Growth of the malolactic bacterium Leuconostoc oenos was improved with respect to both the specific growth rate and the biomass yield during the fermentation of glucose-malate mixtures as compared with those in media lacking malate. Such a finding indicates that the malolactic reaction contributed to the energy budget of the bacterium, suggesting that growth is energy limited in the absence of malate. An energetic yield (YATP) of 9.5 g of biomass.mol ATP-1 was found during growth on glucose with an ATP production by substrate-level phosphorylation of 1.2 mol of ATP.mol of glucose-1. During the period of mixed-substrate catabolism, an apparent YATP of 17.7 was observed, indicating a mixotrophy-associated ATP production of 2.2 mol of ATP.mol of glucose-1, or more correctly an energy gain of 0.28 mol of ATP.mol of malate-1, representing proton translocation flux from the cytoplasm to the exterior of 0.56 or 0.84 H+.mol of malate-1(depending on the H+/ATP stoichiometry).
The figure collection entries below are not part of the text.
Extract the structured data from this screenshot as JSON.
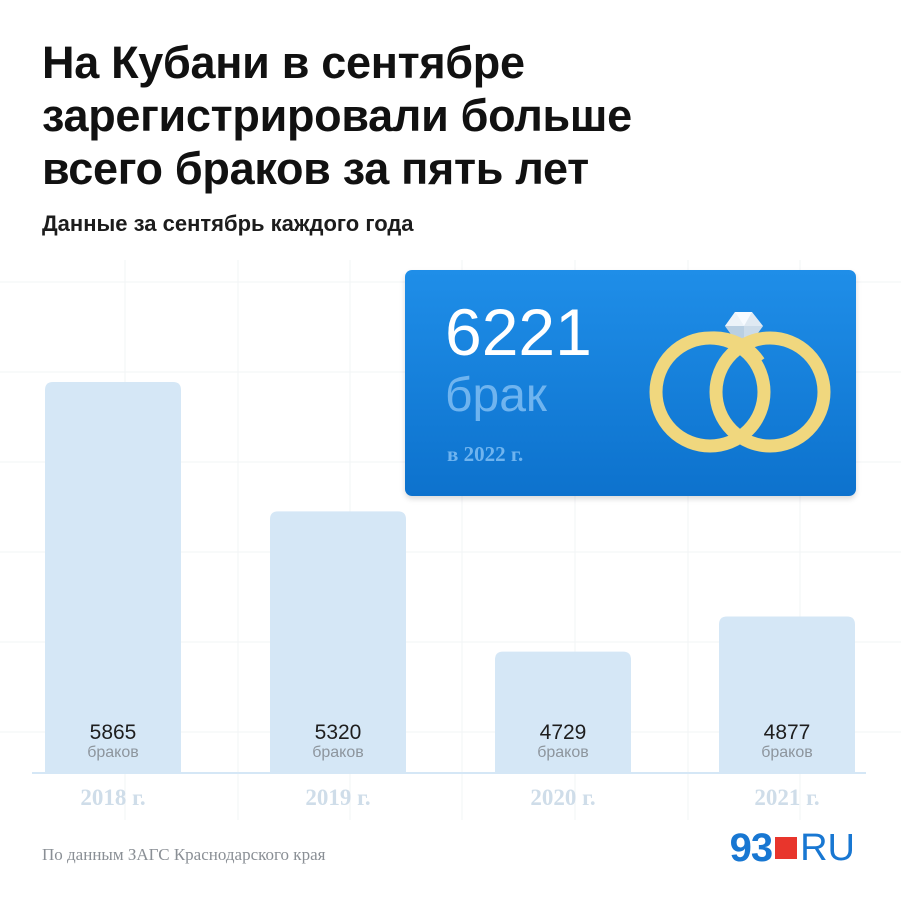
{
  "header": {
    "title": "На Кубани в сентябре зарегистрировали больше всего браков за пять лет",
    "subtitle": "Данные за сентябрь каждого года"
  },
  "highlight": {
    "value": "6221",
    "unit": "брак",
    "year": "в 2022 г."
  },
  "chart_data": {
    "type": "bar",
    "categories": [
      "2018 г.",
      "2019 г.",
      "2020 г.",
      "2021 г."
    ],
    "values": [
      5865,
      5320,
      4729,
      4877
    ],
    "value_labels": [
      "5865",
      "5320",
      "4729",
      "4877"
    ],
    "unit_label": "браков",
    "highlighted": {
      "category": "2022 г.",
      "value": 6221
    },
    "title": "На Кубани в сентябре зарегистрировали больше всего браков за пять лет",
    "subtitle": "Данные за сентябрь каждого года",
    "grid": false
  },
  "source": "По данным ЗАГС Краснодарского края",
  "logo": {
    "number": "93",
    "suffix": "RU"
  },
  "colors": {
    "bar": "#d5e7f6",
    "highlight_bg": "#1a86e0",
    "ring": "#f0d77e",
    "logo": "#1877d2",
    "logo_accent": "#e8352c"
  },
  "icons": {
    "rings": "wedding-rings-icon",
    "diamond": "diamond-icon"
  }
}
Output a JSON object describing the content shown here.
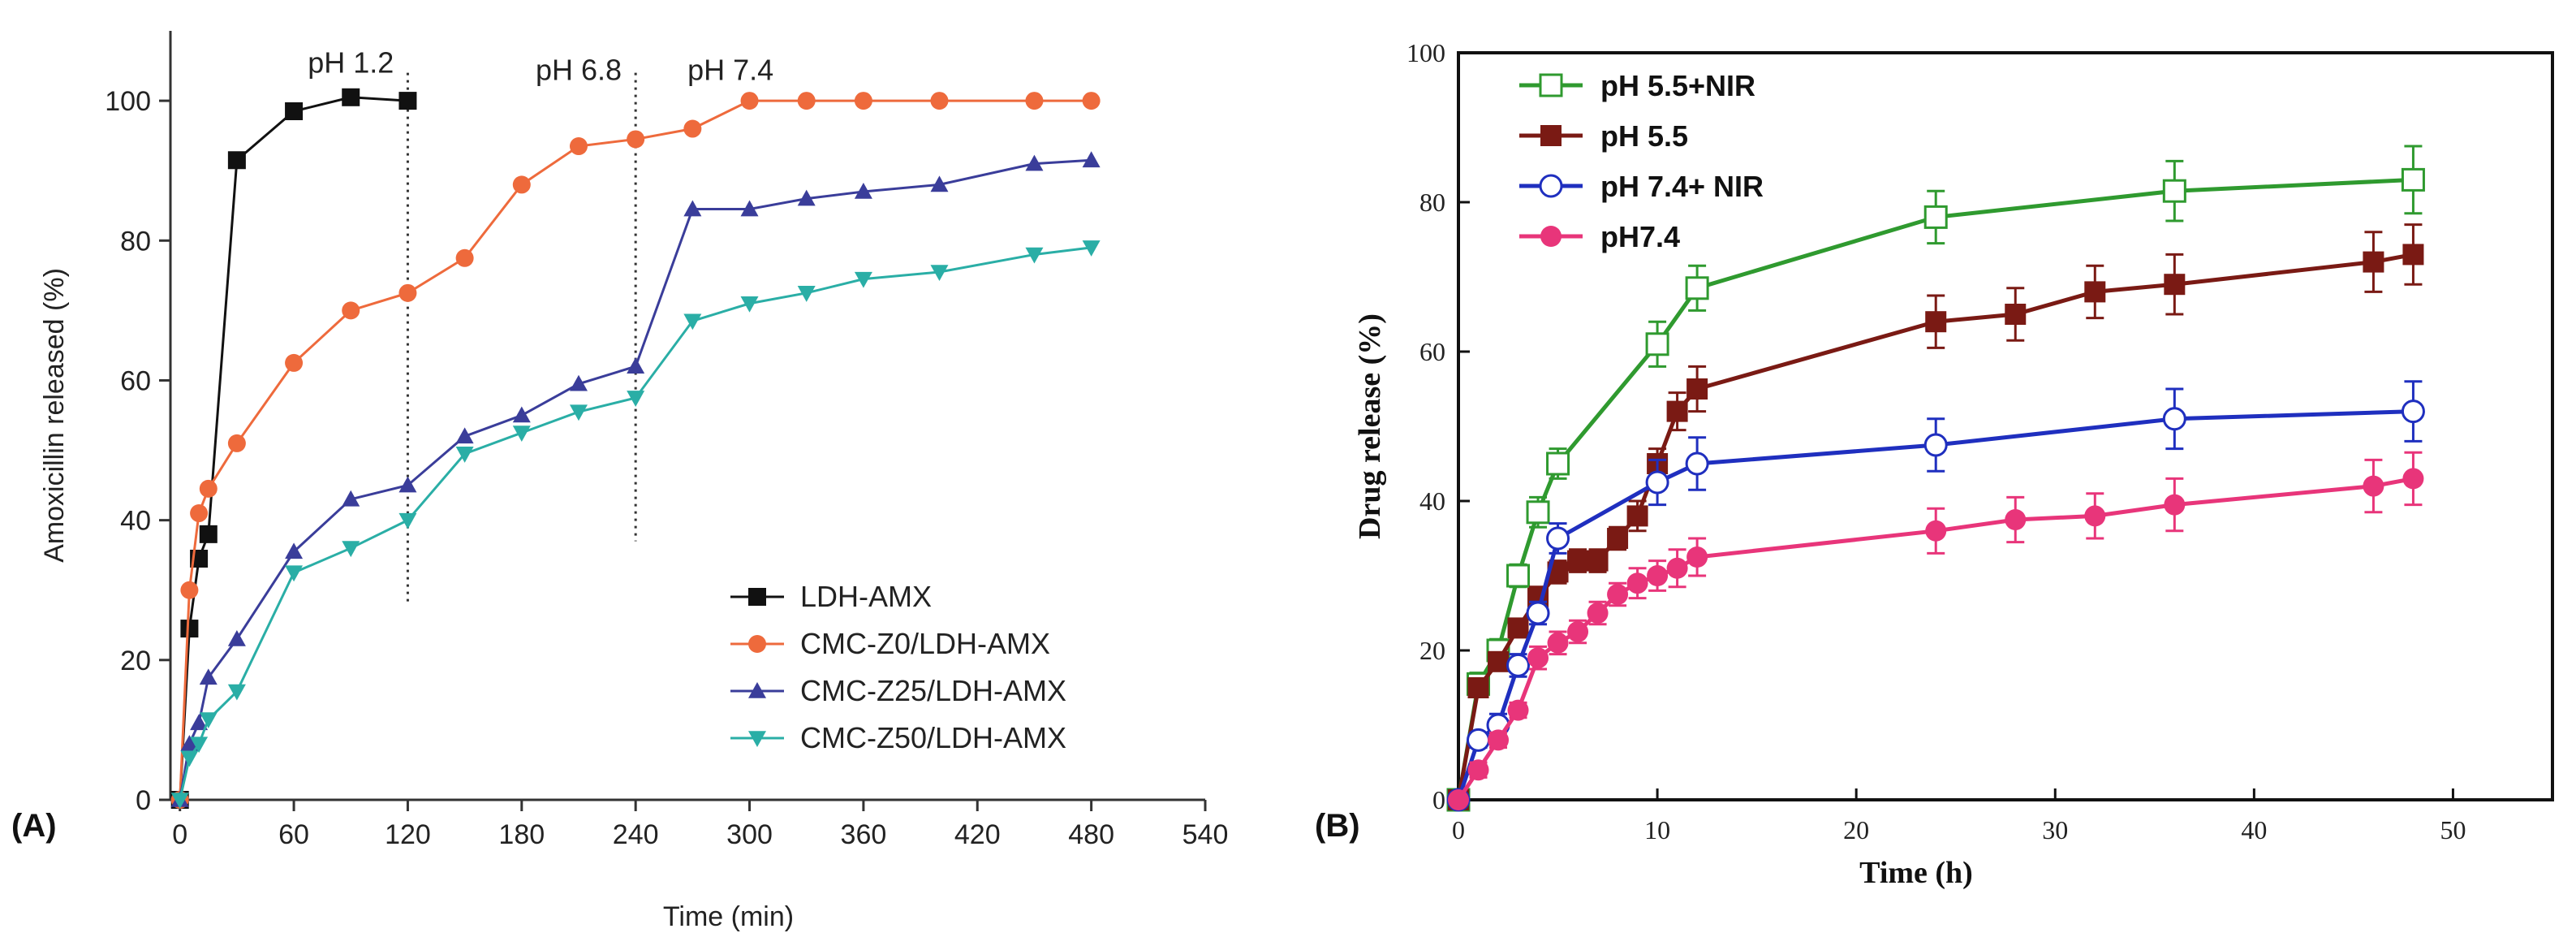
{
  "chart_data": [
    {
      "type": "line",
      "panel_label": "(A)",
      "title": "",
      "xlabel": "Time (min)",
      "ylabel": "Amoxicillin released (%)",
      "xlim": [
        -5,
        540
      ],
      "ylim": [
        0,
        110
      ],
      "xticks": [
        0,
        60,
        120,
        180,
        240,
        300,
        360,
        420,
        480,
        540
      ],
      "yticks": [
        0,
        20,
        40,
        60,
        80,
        100
      ],
      "grid": false,
      "legend_position": "bottom-right",
      "annotations": [
        {
          "text": "pH 1.2",
          "x": 90,
          "y": 104
        },
        {
          "text": "pH 6.8",
          "x": 210,
          "y": 103
        },
        {
          "text": "pH 7.4",
          "x": 290,
          "y": 103
        }
      ],
      "vlines": [
        {
          "x": 120,
          "y_from": 28,
          "y_to": 104
        },
        {
          "x": 240,
          "y_from": 37,
          "y_to": 104
        }
      ],
      "series": [
        {
          "name": "LDH-AMX",
          "color": "#111111",
          "marker": "square",
          "x": [
            0,
            5,
            10,
            15,
            30,
            60,
            90,
            120
          ],
          "y": [
            0,
            24.5,
            34.5,
            38,
            91.5,
            98.5,
            100.5,
            100
          ]
        },
        {
          "name": "CMC-Z0/LDH-AMX",
          "color": "#ee6a3c",
          "marker": "circle",
          "x": [
            0,
            5,
            10,
            15,
            30,
            60,
            90,
            120,
            150,
            180,
            210,
            240,
            270,
            300,
            330,
            360,
            400,
            450,
            480
          ],
          "y": [
            0,
            30,
            41,
            44.5,
            51,
            62.5,
            70,
            72.5,
            77.5,
            88,
            93.5,
            94.5,
            96,
            100,
            100,
            100,
            100,
            100,
            100
          ]
        },
        {
          "name": "CMC-Z25/LDH-AMX",
          "color": "#3a3d9a",
          "marker": "triangle-up",
          "x": [
            0,
            5,
            10,
            15,
            30,
            60,
            90,
            120,
            150,
            180,
            210,
            240,
            270,
            300,
            330,
            360,
            400,
            450,
            480
          ],
          "y": [
            0,
            8,
            11,
            17.5,
            23,
            35.5,
            43,
            45,
            52,
            55,
            59.5,
            62,
            84.5,
            84.5,
            86,
            87,
            88,
            91,
            91.5
          ]
        },
        {
          "name": "CMC-Z50/LDH-AMX",
          "color": "#2aaea6",
          "marker": "triangle-down",
          "x": [
            0,
            5,
            10,
            15,
            30,
            60,
            90,
            120,
            150,
            180,
            210,
            240,
            270,
            300,
            330,
            360,
            400,
            450,
            480
          ],
          "y": [
            0,
            6,
            8,
            11.5,
            15.5,
            32.5,
            36,
            40,
            49.5,
            52.5,
            55.5,
            57.5,
            68.5,
            71,
            72.5,
            74.5,
            75.5,
            78,
            79
          ]
        }
      ]
    },
    {
      "type": "line",
      "panel_label": "(B)",
      "title": "",
      "xlabel": "Time (h)",
      "ylabel": "Drug release  (%)",
      "xlim": [
        0,
        55
      ],
      "ylim": [
        0,
        100
      ],
      "xticks": [
        0,
        10,
        20,
        30,
        40,
        50
      ],
      "yticks": [
        0,
        20,
        40,
        60,
        80,
        100
      ],
      "grid": false,
      "legend_position": "top-left",
      "series": [
        {
          "name": "pH 5.5+NIR",
          "color": "#2f9a2f",
          "marker": "open-square",
          "x": [
            0,
            1,
            2,
            3,
            4,
            5,
            10,
            12,
            24,
            36,
            48
          ],
          "y": [
            0,
            15.5,
            20,
            30,
            38.5,
            45,
            61,
            68.5,
            78,
            81.5,
            83
          ],
          "err": [
            0,
            1.5,
            1.5,
            1.5,
            2,
            2,
            3,
            3,
            3.5,
            4,
            4.5
          ]
        },
        {
          "name": "pH 5.5",
          "color": "#7a1a14",
          "marker": "square",
          "x": [
            0,
            1,
            2,
            3,
            4,
            5,
            6,
            7,
            8,
            9,
            10,
            11,
            12,
            24,
            28,
            32,
            36,
            46,
            48
          ],
          "y": [
            0,
            15,
            18.5,
            23,
            27,
            30.5,
            32,
            32,
            35,
            38,
            45,
            52,
            55,
            64,
            65,
            68,
            69,
            72,
            73
          ],
          "err": [
            0,
            1,
            1,
            1,
            1.5,
            1.5,
            1.5,
            1.5,
            1.5,
            2,
            2,
            2.5,
            3,
            3.5,
            3.5,
            3.5,
            4,
            4,
            4
          ]
        },
        {
          "name": "pH 7.4+ NIR",
          "color": "#1f2fbf",
          "marker": "open-circle",
          "x": [
            0,
            1,
            2,
            3,
            4,
            5,
            10,
            12,
            24,
            36,
            48
          ],
          "y": [
            0,
            8,
            10,
            18,
            25,
            35,
            42.5,
            45,
            47.5,
            51,
            52
          ],
          "err": [
            0,
            1,
            1.5,
            1.5,
            1.5,
            2,
            3,
            3.5,
            3.5,
            4,
            4
          ]
        },
        {
          "name": "pH7.4",
          "color": "#e8357a",
          "marker": "circle",
          "x": [
            0,
            1,
            2,
            3,
            4,
            5,
            6,
            7,
            8,
            9,
            10,
            11,
            12,
            24,
            28,
            32,
            36,
            46,
            48
          ],
          "y": [
            0,
            4,
            8,
            12,
            19,
            21,
            22.5,
            25,
            27.5,
            29,
            30,
            31,
            32.5,
            36,
            37.5,
            38,
            39.5,
            42,
            43
          ],
          "err": [
            0,
            1,
            1,
            1,
            1.5,
            1.5,
            1.5,
            1.5,
            1.5,
            2,
            2,
            2.5,
            2.5,
            3,
            3,
            3,
            3.5,
            3.5,
            3.5
          ]
        }
      ]
    }
  ]
}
The growth-stimulating effect of malate was attributed to chemiosmotic transport mechanisms rather than proton consumption by the malolactic enzyme. Lactate efflux was by electroneutral lactate -/H+ symport having a constant stoichiometry, while malate uptake was predominantly by a malate -/H+ symport, though a low-affinity malate- uniport was also implicated. The measured electrical component (delta psi) of the proton motive force was altered, passing from -30 to -60 mV because of this translocation of dissociated organic acids when malolactic fermentation occurred.

A non-passive mechanism of butyrate excretion operates during acidogenic fermentation of methanol by Eubacterium limosum

The inhibitory effects of organic acids produced as fermentation end-products during methylotrophic growth of the acidogenic anaerobe, Eubacterium limosum have been investigated. Precise quantification of the intracellular concentrations of acetate and butyrate, together with delta pH measurements indicate that butyrate efflux cannot be explained by a process of passive diffusion. Intracellular concentrations of butyrate were significantly lower than those of the culture broth. It is argued that growth inhibition by butyrate is due to energetic limitations resulting from the energy drain associated with this non-passive efflux mechanism.